Talma étendit la même réforme à la déclamation. Il supprima l’exagération, l’enflure ; il ramena la diction à des proportions modérées, sut donner à chaque aspect d’un rôle son expression propre, à chaque phrase, à chaque vers son juste accent. Ce ne fut qu’à force de travail qu’il obtint ces grands résultats, et les comédiens, qui plus tard devaient lui être si hostiles, s’inclinèrent d’abord devant sa supériorité et facilitèrent ses succès.

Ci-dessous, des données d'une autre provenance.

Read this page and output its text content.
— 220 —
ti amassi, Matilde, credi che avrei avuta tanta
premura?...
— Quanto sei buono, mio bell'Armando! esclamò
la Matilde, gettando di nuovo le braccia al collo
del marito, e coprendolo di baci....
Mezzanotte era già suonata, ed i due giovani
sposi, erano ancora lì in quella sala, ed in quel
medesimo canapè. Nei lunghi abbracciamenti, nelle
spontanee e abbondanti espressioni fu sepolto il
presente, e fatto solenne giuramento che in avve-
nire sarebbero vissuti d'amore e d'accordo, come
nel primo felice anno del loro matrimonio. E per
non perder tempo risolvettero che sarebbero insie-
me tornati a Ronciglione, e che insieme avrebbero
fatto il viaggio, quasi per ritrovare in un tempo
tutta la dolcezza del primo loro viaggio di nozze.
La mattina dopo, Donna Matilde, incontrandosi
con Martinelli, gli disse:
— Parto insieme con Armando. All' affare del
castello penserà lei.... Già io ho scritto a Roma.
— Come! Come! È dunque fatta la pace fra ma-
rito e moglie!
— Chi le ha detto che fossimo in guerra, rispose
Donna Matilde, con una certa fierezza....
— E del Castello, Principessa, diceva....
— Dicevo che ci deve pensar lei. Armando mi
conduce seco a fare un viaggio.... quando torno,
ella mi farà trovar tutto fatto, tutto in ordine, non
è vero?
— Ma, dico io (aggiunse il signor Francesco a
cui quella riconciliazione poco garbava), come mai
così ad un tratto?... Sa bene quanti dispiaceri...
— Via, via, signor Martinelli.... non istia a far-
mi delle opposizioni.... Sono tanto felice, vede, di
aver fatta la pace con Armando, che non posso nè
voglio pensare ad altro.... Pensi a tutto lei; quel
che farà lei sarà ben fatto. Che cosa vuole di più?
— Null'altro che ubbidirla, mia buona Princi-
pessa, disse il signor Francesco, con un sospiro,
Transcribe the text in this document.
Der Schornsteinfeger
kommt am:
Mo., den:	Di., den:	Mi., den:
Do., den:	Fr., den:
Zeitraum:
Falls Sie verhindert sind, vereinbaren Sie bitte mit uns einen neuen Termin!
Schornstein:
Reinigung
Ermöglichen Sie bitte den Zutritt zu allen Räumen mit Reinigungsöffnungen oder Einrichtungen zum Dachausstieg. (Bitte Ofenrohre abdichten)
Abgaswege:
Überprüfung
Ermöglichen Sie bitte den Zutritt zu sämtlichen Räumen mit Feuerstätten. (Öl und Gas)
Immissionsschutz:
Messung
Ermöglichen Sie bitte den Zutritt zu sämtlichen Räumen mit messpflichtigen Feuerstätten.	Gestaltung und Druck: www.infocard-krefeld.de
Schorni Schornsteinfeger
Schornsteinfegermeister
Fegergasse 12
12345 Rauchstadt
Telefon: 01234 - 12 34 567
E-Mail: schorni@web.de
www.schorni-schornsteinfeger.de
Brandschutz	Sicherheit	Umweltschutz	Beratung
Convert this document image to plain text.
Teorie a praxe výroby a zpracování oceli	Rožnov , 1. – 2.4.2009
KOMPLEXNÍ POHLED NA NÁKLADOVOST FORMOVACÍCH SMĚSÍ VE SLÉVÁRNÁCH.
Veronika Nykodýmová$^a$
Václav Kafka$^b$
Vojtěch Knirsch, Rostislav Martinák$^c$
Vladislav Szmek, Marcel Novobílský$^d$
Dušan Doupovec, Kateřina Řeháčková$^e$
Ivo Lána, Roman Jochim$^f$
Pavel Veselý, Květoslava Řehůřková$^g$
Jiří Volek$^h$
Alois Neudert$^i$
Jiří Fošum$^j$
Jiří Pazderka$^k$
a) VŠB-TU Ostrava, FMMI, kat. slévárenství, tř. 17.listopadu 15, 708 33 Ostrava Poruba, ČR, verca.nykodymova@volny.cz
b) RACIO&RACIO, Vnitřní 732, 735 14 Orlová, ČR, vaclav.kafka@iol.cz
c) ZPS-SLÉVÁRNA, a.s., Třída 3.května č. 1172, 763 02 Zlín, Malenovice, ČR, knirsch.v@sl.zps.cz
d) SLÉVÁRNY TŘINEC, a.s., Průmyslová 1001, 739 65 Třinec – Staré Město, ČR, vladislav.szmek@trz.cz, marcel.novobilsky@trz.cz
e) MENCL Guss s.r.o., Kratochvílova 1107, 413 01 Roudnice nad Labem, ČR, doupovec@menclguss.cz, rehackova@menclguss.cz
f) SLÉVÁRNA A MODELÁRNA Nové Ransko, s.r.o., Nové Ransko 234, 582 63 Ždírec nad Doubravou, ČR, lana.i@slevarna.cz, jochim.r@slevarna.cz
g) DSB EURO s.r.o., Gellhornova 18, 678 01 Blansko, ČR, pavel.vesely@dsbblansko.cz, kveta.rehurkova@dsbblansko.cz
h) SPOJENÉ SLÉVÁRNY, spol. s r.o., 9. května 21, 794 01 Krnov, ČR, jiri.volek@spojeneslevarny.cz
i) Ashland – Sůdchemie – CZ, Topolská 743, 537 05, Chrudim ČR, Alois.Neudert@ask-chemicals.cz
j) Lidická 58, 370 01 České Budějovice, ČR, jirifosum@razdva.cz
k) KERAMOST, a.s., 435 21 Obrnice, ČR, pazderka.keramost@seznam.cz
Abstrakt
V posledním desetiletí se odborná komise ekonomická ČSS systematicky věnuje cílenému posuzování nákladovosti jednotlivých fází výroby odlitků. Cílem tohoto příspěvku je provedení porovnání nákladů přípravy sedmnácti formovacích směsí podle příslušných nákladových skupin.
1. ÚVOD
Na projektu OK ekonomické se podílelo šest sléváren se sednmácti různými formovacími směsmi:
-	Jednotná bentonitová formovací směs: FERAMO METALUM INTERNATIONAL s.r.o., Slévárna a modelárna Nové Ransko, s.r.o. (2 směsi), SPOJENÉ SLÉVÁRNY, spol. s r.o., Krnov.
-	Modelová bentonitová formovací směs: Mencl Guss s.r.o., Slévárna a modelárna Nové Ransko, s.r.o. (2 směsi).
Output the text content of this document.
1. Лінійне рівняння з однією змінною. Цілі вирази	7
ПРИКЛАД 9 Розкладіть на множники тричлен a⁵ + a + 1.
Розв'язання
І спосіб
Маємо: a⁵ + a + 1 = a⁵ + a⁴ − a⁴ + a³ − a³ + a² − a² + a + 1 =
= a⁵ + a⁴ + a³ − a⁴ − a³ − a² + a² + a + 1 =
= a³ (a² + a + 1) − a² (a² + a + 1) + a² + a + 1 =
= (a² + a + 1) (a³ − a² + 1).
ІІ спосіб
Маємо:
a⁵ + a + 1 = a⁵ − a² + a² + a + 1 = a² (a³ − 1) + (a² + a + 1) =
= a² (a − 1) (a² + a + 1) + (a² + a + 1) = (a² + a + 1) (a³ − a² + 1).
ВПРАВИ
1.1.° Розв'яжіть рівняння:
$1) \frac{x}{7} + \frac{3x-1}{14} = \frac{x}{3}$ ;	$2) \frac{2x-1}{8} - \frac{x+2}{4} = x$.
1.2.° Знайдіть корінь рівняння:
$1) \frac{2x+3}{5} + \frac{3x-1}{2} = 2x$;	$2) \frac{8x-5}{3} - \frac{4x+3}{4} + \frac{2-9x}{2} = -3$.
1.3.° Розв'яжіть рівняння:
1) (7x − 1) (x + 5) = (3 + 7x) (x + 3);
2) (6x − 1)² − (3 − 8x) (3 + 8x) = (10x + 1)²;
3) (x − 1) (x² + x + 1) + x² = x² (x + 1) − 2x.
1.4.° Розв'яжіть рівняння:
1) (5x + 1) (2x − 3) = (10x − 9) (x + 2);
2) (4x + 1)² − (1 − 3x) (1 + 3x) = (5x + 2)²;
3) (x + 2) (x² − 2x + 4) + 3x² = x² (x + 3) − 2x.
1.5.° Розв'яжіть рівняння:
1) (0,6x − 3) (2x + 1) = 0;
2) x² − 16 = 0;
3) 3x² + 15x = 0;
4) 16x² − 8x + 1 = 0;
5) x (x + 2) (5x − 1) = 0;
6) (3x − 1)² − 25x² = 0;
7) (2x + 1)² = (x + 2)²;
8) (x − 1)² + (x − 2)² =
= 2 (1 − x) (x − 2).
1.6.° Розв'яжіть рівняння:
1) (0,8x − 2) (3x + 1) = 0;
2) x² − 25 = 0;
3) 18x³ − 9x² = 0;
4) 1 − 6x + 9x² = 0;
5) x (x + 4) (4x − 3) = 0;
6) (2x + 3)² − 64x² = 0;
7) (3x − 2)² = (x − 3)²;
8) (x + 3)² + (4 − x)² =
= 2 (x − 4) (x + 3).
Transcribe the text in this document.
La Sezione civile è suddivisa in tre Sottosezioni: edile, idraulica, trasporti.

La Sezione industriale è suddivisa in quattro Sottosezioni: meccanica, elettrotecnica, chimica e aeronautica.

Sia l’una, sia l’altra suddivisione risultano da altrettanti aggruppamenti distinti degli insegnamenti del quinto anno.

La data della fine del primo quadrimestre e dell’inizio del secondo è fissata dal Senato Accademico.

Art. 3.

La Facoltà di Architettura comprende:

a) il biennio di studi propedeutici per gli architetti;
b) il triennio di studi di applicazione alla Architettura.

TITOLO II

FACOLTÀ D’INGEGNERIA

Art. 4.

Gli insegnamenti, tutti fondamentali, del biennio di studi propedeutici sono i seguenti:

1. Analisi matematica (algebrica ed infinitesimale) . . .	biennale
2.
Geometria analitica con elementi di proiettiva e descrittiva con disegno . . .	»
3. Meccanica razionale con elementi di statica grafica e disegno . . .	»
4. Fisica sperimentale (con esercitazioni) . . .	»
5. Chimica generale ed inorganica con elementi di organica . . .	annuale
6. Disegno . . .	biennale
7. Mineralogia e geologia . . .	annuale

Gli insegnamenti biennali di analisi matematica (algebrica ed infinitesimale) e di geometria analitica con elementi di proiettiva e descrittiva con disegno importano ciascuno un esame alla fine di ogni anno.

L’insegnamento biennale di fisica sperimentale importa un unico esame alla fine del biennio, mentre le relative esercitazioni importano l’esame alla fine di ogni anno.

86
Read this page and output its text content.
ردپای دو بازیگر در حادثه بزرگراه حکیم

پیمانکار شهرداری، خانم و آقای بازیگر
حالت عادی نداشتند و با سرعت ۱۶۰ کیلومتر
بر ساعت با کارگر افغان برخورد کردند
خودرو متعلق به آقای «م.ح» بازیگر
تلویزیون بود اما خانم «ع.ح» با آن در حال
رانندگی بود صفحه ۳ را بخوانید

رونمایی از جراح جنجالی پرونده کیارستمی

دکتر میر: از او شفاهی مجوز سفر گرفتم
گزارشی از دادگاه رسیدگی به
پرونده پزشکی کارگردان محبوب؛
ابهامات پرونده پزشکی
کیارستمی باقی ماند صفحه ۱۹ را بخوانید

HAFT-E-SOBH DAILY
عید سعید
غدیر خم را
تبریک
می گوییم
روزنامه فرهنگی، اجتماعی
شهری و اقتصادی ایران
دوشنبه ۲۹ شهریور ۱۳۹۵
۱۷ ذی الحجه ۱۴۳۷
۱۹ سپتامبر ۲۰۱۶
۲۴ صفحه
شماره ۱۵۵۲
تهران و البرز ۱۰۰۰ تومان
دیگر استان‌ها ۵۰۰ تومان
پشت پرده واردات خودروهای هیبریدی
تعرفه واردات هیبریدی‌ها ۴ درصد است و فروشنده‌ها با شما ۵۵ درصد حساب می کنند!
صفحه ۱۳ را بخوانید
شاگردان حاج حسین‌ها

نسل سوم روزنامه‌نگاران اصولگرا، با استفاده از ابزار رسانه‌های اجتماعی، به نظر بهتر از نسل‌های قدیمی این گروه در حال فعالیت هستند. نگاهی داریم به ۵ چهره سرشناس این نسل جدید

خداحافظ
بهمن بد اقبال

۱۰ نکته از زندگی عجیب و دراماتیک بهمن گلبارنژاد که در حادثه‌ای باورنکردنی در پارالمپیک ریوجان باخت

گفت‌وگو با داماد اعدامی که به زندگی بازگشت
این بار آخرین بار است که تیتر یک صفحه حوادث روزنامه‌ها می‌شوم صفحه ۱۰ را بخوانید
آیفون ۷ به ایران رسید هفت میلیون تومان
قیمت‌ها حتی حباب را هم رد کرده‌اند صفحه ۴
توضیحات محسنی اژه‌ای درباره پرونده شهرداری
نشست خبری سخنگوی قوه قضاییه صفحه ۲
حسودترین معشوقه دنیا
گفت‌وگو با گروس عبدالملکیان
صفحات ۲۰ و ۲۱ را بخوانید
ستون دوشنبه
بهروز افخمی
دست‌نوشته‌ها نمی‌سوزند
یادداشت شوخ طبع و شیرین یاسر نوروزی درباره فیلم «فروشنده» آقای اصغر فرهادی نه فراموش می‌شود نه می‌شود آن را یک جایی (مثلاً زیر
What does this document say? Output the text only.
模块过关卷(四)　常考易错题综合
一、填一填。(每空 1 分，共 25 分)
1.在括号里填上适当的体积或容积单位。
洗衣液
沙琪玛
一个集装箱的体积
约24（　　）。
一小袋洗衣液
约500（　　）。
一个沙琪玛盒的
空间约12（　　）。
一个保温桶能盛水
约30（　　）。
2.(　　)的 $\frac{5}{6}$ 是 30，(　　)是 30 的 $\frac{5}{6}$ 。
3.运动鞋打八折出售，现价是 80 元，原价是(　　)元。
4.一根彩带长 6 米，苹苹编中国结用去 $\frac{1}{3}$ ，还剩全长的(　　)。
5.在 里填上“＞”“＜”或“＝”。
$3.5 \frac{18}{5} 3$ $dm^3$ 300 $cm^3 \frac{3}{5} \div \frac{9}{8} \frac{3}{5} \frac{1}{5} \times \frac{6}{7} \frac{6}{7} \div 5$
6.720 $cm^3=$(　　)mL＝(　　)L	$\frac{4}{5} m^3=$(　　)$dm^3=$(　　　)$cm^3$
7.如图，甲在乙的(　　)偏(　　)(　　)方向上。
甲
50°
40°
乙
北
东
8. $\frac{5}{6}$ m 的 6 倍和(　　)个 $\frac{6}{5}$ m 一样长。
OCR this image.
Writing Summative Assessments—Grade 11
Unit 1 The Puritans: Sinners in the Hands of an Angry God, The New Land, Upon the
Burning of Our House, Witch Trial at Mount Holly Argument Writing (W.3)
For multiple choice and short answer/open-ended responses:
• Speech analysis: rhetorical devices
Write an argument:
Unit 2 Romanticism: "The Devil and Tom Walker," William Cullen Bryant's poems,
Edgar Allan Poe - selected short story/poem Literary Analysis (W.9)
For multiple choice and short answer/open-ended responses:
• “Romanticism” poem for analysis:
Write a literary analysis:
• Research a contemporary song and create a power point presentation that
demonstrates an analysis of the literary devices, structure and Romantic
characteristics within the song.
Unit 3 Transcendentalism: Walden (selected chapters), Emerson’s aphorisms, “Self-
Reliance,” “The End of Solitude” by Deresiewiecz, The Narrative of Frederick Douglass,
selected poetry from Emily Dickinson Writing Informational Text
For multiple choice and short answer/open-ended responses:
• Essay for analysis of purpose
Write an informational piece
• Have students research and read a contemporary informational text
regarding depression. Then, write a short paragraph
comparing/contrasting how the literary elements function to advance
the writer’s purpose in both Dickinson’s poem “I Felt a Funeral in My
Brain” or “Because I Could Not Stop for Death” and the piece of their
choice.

Reçu pensionnaire de la Comédie aussitôt après ses débuts, il eut, dès le mois d’avril 1789, le titre de sociétaire. La politique divisa bientôt les artistes. Talma, élevé en Angleterre par un père libre penseur, avait, dès le commencement de la Révolution, adopté les idées nouvelles, et il fit tout naturellement cause commune avec Joseph Chénier, dont la tragédie de Charles IX, dans laquelle il avait un beau rôle, rencontrait à la cour et dans le théâtre même des obstacles insurmontables. À la représentation de la Vestale, qu’on donna, par ordre, à la place de la tragédie de Chénier, il y eut du tumulte, et un anonyme, dit Grimm, demanda d’une voix de stentor pourquoi on ne jouait pas Charles IX ; cet anonyme était Danton. Enfin, après bien des délais, la tragédie de Chénier fut jouée le 4 novembre 1789 ; ce fut le premier et l’un des plus beaux triomphes de Talma. Mirabeau donnait ostensiblement de sa loge le signal des applaudissements ; quand on entendit cette prophétie sur la Bastille :

Ces tombeaux des vivants, ces bastilles affreuses
S’écrouleront un jour sous des mains généreuses,

toute la salle se leva avec enthousiasme et fit répéter le passage, comme s’il se fût agi d’un morceau d’opéra. Talma, peu connu encore, montra tout d’un coup ce qu’il valait et quel successeur il donnait à Baron et à Lekain. Sa figure, jeune et pâle, ressemblait à s’y méprendre aux portraits connus de Charles IX, et il rendait l’égarement du monarque avec une telle énergie, que l’impression du public fut profonde et terrible. Il eut à la fin de la soirée une véritable ovation et fut reconduit chez lui en triomphe.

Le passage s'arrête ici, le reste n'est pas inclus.